Shanghai’s industrial output in March, hammered by stringent lockdown measures, fell by 7.5% from a year earlier, the first monthly decline in two years, said Wu Jincheng, head of the city’s top industry regulator, on Friday.

As Shanghai remains locked down amid China’s biggest Covid-19 outbreak, residents are taking to social media to vent about a shortage of food or they’re bartering with neighbors. Anxiety and hunger are prompting many to question Beijing’s pandemic strategy. Photo: Chinatopix Via AP

Businesses say authorities want to kick-start production, but hurdles remain.

Saraya Co., a Japanese maker of sanitation goods, is awaiting approval from local authorities in Shanghai to resume work in its office of 65 employees after three weeks of shutdown, said Takafumi Inazu, who heads Saraya’s Shanghai-based unit.

During the lockdown, the company kept supplying—though at a limited scale—its anti-pandemic products through contract manufacturers that were operating in Shanghai and the surrounding regions, Mr. Inazu said.

Even after Saraya obtains permission, Mr. Inazu foresees a bumpy restart. Employees don’t have a way of traveling to the office, with public transportation shut down, he said. They must also seek a permit from their local residential community to leave their homes, Mr. Inazu said.

“What companies need are people, permits and the flow of goods,” he said. “There is a sense that these are starting to come together, but it will still take time.”

Kenneth Jarrett,

a senior adviser at business and political-risk consulting firm Albright Stonebridge Group, said much of the supporting policies aren’t in place. Companies still face problems getting supplies and food into closed loops and dealing with neighborhood party cadres reluctant to let workers into their residences after finishing a stint at work, he said.

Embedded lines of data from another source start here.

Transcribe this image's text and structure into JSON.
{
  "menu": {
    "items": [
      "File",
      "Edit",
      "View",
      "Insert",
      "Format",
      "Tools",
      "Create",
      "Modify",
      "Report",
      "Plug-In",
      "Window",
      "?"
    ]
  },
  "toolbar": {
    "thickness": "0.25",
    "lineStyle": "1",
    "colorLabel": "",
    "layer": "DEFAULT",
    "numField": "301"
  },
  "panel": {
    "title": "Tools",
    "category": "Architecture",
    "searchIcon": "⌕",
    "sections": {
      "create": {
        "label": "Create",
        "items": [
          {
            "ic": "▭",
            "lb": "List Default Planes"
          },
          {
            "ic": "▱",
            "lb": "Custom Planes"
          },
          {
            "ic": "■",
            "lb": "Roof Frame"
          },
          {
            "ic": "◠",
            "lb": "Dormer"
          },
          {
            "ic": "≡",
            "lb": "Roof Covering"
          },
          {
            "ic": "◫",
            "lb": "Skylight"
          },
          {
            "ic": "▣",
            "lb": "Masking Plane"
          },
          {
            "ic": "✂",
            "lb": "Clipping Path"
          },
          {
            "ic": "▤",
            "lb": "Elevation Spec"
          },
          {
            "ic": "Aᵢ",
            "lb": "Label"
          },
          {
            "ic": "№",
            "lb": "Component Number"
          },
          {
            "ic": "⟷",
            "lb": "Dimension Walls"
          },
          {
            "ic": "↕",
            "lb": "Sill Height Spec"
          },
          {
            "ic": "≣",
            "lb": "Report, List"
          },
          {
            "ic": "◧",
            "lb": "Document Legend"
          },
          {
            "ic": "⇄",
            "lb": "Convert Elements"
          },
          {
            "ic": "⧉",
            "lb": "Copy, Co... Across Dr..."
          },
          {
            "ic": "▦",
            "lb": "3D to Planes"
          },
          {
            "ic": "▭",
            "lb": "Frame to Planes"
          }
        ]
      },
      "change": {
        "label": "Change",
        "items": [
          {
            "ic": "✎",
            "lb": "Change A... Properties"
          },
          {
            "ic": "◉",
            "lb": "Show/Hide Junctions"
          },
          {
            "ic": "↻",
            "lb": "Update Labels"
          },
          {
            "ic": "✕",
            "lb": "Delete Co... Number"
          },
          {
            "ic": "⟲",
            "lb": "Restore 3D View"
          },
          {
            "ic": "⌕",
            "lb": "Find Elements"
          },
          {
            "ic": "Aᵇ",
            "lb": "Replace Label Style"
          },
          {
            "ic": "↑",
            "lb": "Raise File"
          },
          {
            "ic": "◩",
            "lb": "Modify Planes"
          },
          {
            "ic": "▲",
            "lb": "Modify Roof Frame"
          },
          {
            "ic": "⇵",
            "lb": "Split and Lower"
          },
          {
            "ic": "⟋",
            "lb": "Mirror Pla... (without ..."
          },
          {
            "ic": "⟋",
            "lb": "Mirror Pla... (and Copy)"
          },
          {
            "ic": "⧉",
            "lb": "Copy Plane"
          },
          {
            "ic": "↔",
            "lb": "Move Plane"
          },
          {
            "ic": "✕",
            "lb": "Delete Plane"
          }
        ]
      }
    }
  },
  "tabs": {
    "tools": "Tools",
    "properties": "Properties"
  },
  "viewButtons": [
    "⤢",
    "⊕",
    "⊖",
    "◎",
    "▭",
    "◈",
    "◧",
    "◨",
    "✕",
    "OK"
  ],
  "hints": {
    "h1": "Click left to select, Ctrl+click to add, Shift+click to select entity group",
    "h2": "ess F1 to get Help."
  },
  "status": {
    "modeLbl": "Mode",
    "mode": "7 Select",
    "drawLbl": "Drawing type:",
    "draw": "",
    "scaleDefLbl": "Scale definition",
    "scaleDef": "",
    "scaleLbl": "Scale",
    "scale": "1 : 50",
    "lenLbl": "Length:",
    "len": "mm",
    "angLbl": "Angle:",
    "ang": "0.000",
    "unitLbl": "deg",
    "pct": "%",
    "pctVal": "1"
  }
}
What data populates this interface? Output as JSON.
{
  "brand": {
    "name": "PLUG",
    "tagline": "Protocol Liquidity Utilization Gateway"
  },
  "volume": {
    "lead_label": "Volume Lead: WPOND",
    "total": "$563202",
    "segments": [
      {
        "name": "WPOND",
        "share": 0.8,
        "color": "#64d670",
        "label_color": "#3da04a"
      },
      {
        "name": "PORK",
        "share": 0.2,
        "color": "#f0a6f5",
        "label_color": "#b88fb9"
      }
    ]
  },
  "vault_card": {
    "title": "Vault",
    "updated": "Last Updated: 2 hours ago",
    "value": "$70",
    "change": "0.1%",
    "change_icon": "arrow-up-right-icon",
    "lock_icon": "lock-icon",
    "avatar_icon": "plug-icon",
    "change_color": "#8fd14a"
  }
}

“The reality is it’s hard for the government to declare we’re going to open just part of the economy and leave the rest shut down,”  said Shanghai-based Mr. Jarrett.

Outside of China, the economic fallout from the country’s lockdowns is growing.

Unimicron Technology Corp.

, a Taiwanese maker of circuit-boards for

Apple Inc.,

had resumed operations for a day at one of its subsidiaries in Kunshan when it was asked by authorities to stop work to comply with local Covid-prevention policies, the company said. Unimicron’s factories in Kunshan had already suspended production for three weeks beginning April 2, when the city imposed restriction measures.

More than 160 companies listed in Taiwan with operations in Shanghai and Kunshan have had to freeze production, according to Taiwan’s finance regulator last week. Several were suppliers to Tesla and Apple.

In a survey by the Shanghai Japanese Commerce and Industry Club released last week, some companies said they were unable to pay staff and clients due to bank closures, or because they had no access to the official company stamps needed to complete the transactions.

Honda Motor Co.

said it had to trim some production in Japan owing to a shortage of parts from China. The auto maker said Thursday that one of its major plants in Japan is operating at half-capacity this month and into the first part of May.

“We’re feeling the effects” of the Shanghai lockdown in Japan, said

Shinji Aoyama,

a Honda senior managing executive officer. “It’s not indirect. It’s a direct effect.”